DIARIZATION_ENABLED=${DIARIZATION_ENABLED:-true}
HF_TOKEN=${HF_TOKEN:-""}
BUCKET_NAME=${BUCKET_NAME:-"whisper-video-transcripts"}
# Output file names with the same format
TRANSCRIPT_PREFIX="${ORIGINAL_FILENAME}_${START_MIN}_${END_MIN}_${RANDOM_SUFFIX}"
TRANSCRIPT_FILE="${TRANSCRIPT_PREFIX}.txt"
FINAL_TRANSCRIPT_FILE="${TRANSCRIPT_PREFIX}_final.txt"
SRT_FILE="${TRANSCRIPT_PREFIX}.srt"
VTT_FILE="${TRANSCRIPT_PREFIX}.vtt"
# === CONTROLLI PRELIMINARI ===
if [ ! -f "$KEY_FILE" ]; then
echo "❌ Chiave SSH non trovata in $KEY_FILE"
exit 1
fi
if [ ! -f "parallel_transcript.py" ]; then
echo "❌ File parallel_transcript.py non trovato"
exit 1
fi
if [ ! -f "$VIDEO_FILE" ]; then
echo "❌ File video $VIDEO_FILE non trovato"
exit 1
fi
# === CONVERTI MP4 IN WAV E APPLICA CROP PRIMA DELL'UPLOAD ===
echo "🎙️ Converto $VIDEO_FILE in $AUDIO_FILE con crop applicato..."
FFMPEG_CMD="ffmpeg -i \"$VIDEO_FILE\""
# Aggiungi parametri di crop se START_MIN o END_MIN sono impostati
if [ "$START_MIN" != "0" ] || [ "$END_MIN" != "0" ]; then
START_SEC=$((START_MIN * 60))
if [ "$END_MIN" != "0" ]; then
END_SEC=$((END_MIN * 60))
FFMPEG_CMD+=" -ss $START_SEC -to $END_SEC"
else
FFMPEG_CMD+=" -ss $START_SEC"
fi
echo "⏱️ Crop video da $START_MIN min a ${END_MIN:-fine} min"
fi
# Completa il comando ffmpeg con gli altri parametri necessari
FFMPEG_CMD+=" -ac 1 -ar 16000 -vn \"$AUDIO_FILE\" -y"
# Esegui il comando ffmpeg
eval $FFMPEG_CMD
echo "☁️ Controllo se l'audio è già presente su S3..."
AUDIO_UPLOADED=""
if ! aws s3 ls s3://$BUCKET_NAME/$AUDIO_FILE >/dev/null 2>&1; then
echo "⬆️ Carico $AUDIO_FILE su S3..."
aws s3 cp $AUDIO_FILE s3://$BUCKET_NAME/
AUDIO_UPLOADED="true"
else
echo "✅ Audio già presente su S3. Salto upload."
fi
# === CONTROLLA O CREA LA DEFAULT VPC ===
echo "🔍 Controllo default VPC nella regione $REGION..."
DEFAULT_VPC_ID=$(aws ec2 describe-vpcs --region $REGION --filters Name=isDefault,Values=true --query "Vpcs[0].VpcId" --output text)
if [ "$DEFAULT_VPC_ID" = "None" ]; then
echo " Nessuna default VPC trovata.
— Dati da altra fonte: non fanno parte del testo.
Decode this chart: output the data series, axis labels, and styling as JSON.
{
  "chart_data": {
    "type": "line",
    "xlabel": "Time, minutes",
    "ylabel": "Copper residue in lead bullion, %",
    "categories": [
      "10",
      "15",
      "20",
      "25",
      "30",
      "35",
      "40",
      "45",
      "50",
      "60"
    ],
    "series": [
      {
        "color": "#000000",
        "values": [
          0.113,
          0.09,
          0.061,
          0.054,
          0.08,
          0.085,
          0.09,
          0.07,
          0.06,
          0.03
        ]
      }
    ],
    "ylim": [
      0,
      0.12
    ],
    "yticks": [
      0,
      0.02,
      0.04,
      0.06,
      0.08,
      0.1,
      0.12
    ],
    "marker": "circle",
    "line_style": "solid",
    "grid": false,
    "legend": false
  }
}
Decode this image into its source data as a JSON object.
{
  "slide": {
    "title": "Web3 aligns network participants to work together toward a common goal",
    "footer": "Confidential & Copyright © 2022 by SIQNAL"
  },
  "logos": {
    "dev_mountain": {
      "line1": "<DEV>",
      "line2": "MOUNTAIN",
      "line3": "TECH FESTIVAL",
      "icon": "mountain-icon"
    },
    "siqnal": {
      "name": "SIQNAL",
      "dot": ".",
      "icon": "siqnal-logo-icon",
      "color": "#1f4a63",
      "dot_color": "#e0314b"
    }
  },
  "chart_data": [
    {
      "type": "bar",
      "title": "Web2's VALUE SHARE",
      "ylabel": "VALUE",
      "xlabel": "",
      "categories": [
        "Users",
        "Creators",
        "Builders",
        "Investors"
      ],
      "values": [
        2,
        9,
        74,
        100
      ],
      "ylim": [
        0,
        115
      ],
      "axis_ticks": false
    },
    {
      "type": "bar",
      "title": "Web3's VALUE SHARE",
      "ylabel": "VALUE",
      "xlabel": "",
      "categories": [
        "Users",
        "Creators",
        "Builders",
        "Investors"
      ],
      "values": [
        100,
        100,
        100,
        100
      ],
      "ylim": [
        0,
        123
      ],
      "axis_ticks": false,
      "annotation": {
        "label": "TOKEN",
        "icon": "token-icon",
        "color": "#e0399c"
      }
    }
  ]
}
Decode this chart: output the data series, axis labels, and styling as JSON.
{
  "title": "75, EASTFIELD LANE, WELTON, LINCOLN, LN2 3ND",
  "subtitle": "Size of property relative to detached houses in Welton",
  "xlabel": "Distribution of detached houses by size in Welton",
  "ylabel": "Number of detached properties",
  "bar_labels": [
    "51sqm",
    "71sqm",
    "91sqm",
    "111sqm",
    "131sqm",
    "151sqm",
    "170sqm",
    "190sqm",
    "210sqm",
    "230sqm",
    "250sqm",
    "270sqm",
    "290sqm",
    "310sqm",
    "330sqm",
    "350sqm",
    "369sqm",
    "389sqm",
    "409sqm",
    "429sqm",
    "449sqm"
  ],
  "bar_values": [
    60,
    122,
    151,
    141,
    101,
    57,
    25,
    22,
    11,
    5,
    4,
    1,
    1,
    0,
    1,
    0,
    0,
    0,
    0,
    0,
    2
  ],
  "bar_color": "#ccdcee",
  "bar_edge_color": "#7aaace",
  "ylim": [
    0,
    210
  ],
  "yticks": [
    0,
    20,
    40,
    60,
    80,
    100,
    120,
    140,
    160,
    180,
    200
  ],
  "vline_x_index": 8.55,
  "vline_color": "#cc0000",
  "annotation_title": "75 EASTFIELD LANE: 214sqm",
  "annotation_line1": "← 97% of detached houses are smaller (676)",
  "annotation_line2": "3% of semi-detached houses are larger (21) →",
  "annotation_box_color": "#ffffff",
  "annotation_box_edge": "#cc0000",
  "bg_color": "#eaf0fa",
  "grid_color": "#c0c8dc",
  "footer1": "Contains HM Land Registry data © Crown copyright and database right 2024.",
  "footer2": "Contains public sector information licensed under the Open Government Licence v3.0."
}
La creo..."
DEFAULT_VPC_ID=$(aws ec2 create-default-vpc --region $REGION --query "Vpc.VpcId" --output text)
echo "✅ Default VPC creata: $DEFAULT_VPC_ID"
else
echo "✅ Default VPC esistente: $DEFAULT_VPC_ID"
fi
# === CREA SECURITY GROUP SE NECESSARIO ===
aws ec2 describe-security-groups --group-names $SECURITY_GROUP --region $REGION &>/dev/null
if [ $? -ne 0 ]; then
echo " Creo security group $SECURITY_GROUP..."
aws ec2 create-security-group --group-name $SECURITY_GROUP --description "Whisper SG" --vpc-id $DEFAULT_VPC_ID --region $REGION
aws ec2 authorize-security-group-ingress --group-name $SECURITY_GROUP --protocol tcp --port 22 --cidr 0.0.0.0/0 --region $REGION
fi
# === AVVIA L'ISTANZA EC2 ===
echo "🚀 Avvio istanza EC2 GPU ($INSTANCE_TYPE con GPU)..."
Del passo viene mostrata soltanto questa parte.